Dans ce qui est en train de se lever en France, il y a de la détresse, de la souffrance mais aussi de la colère. Noble et belle, cette colère ? Ou passion triste ? Relire Descartes. Spinoza. Et écoutons les Gilets jaunes. » [56]
Le 24 novembre 2018, le B’naï B’rith (franc-maçonnerie juive) France tweetait :
« Ce climat insurrectionnel virant au chaos, avec ses relents nationalistes, racistes et antisémites, engage la responsabilité des apprentis-sorciers populistes qui soufflent sur les braises pour incendier la République. Attention danger. » [57]
Quelques semaines plus tard, le 6 décembre 2018, voyant le mouvement monter en puissance, BHL s’affole :
« Si les #GiletsJaunes n’ont pas le courage de virer les fachos de droite et de gauche qui les infestent, s’ils ne trouvent pas le courage de hurler, samedi, un immense « Not In Our Name », c’est tout leur mouvement qui finira aux poubelles de l’Histoire. » [58]
Puis il appelle à nouveau au soutien de la « couverture de David de Rothschild », Macron :
« Que Macron parle ou pas, que l’on soit d’accord avec lui ou non, qu’on soit pour ses réformes ou contre, n’a, à cet instant, aucune importance. Face à la montée en puissance des fachos, des factieux et des ennemis de la République, une seule option digne : #SoutienAuPresidentMacron » [59]
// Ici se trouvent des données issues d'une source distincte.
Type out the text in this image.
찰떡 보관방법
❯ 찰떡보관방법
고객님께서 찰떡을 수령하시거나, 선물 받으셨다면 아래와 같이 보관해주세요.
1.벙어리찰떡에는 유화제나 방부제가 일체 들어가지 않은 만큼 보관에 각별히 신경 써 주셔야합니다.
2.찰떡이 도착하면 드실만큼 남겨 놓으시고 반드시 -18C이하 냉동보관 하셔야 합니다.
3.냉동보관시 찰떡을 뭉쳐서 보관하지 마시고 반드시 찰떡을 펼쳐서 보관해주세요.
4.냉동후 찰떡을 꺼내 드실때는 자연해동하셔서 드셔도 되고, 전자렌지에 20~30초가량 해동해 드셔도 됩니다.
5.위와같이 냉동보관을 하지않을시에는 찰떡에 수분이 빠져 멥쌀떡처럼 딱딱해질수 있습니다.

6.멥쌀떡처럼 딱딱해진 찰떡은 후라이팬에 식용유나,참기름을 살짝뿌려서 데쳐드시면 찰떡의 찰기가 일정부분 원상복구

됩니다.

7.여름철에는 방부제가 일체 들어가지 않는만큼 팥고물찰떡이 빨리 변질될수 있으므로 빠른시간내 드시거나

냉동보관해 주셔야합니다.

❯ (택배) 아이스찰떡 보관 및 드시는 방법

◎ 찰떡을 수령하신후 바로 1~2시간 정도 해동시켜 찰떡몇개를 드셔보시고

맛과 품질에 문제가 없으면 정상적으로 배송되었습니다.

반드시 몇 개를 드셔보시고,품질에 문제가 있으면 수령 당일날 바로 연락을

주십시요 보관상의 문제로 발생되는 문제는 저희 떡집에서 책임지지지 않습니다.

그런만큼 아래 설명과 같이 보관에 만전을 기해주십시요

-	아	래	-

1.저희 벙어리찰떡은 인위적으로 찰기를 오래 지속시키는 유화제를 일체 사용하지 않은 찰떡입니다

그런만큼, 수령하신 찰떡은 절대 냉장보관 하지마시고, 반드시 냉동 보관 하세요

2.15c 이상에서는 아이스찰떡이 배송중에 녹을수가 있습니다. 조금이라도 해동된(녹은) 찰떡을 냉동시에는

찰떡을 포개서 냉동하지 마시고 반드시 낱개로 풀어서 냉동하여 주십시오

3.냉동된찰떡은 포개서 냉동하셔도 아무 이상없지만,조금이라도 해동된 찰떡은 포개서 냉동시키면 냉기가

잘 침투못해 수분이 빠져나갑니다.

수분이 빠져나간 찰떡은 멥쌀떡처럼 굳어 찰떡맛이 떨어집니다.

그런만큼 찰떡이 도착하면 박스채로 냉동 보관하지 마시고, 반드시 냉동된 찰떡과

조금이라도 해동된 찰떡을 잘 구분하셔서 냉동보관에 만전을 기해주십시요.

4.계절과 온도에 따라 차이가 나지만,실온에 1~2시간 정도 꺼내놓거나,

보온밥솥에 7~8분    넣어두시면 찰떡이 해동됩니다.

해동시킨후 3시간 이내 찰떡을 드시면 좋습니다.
En février 2019, BHL lâche enfin sur Europe 1 :
« On ne peut malheureusement pas dire que l’antisémitisme est aux marges du mouvement, c’est le cœur du mouvement. » [60]
De son côté, Zemmour qui prônait déjà depuis quelques années la guerre civile ethnique, a été très gêné par ce mouvement social et populaire qui réfutait tout son discours de choc des civilisations. Contrairement à BHL, il n’a pas pris de front les Gilets jaunes mais a balayé d’un revers de main leurs revendications (lui qui touche un salaire mensuel de 40 000 euros et des millions d’euros de droits d’auteur) [61]. Lors d’un débat sur CNews face à Alexis Corbière le 4 décembre 2018 Éric Zemmour a répondu ainsi aux Gilets jaunes :
« On veut raser gratis. Et on a l’impression que c’est une critique faite à un régime à qui on reprocherait son excès de libéralisme alors que nous avons l’État-providence le plus lourd de l’Europe. Je pense que c’est mal réparti, mal organisé. » [62]
Près de deux ans plus tard, Zemmour s’est réjoui comme BHL avant lui de l’« échec » du mouvement des Gilets jaunes. Dans un édito du 18 septembre 2020 publié dans Le Figaro, il parlait de « fin de partie pour les Gilets jaunes », « vaincus », dit-il, « par l’extrême gauche et les voyous de banlieues ». [63]
Par ces mots, « vaincus », « fin de partie », « échec », BHL et Zemmour tentent de conjurer les fantômes du passé ressurgissant. Mais souvent les hommes provoquent ce qu’ils redoutent le plus.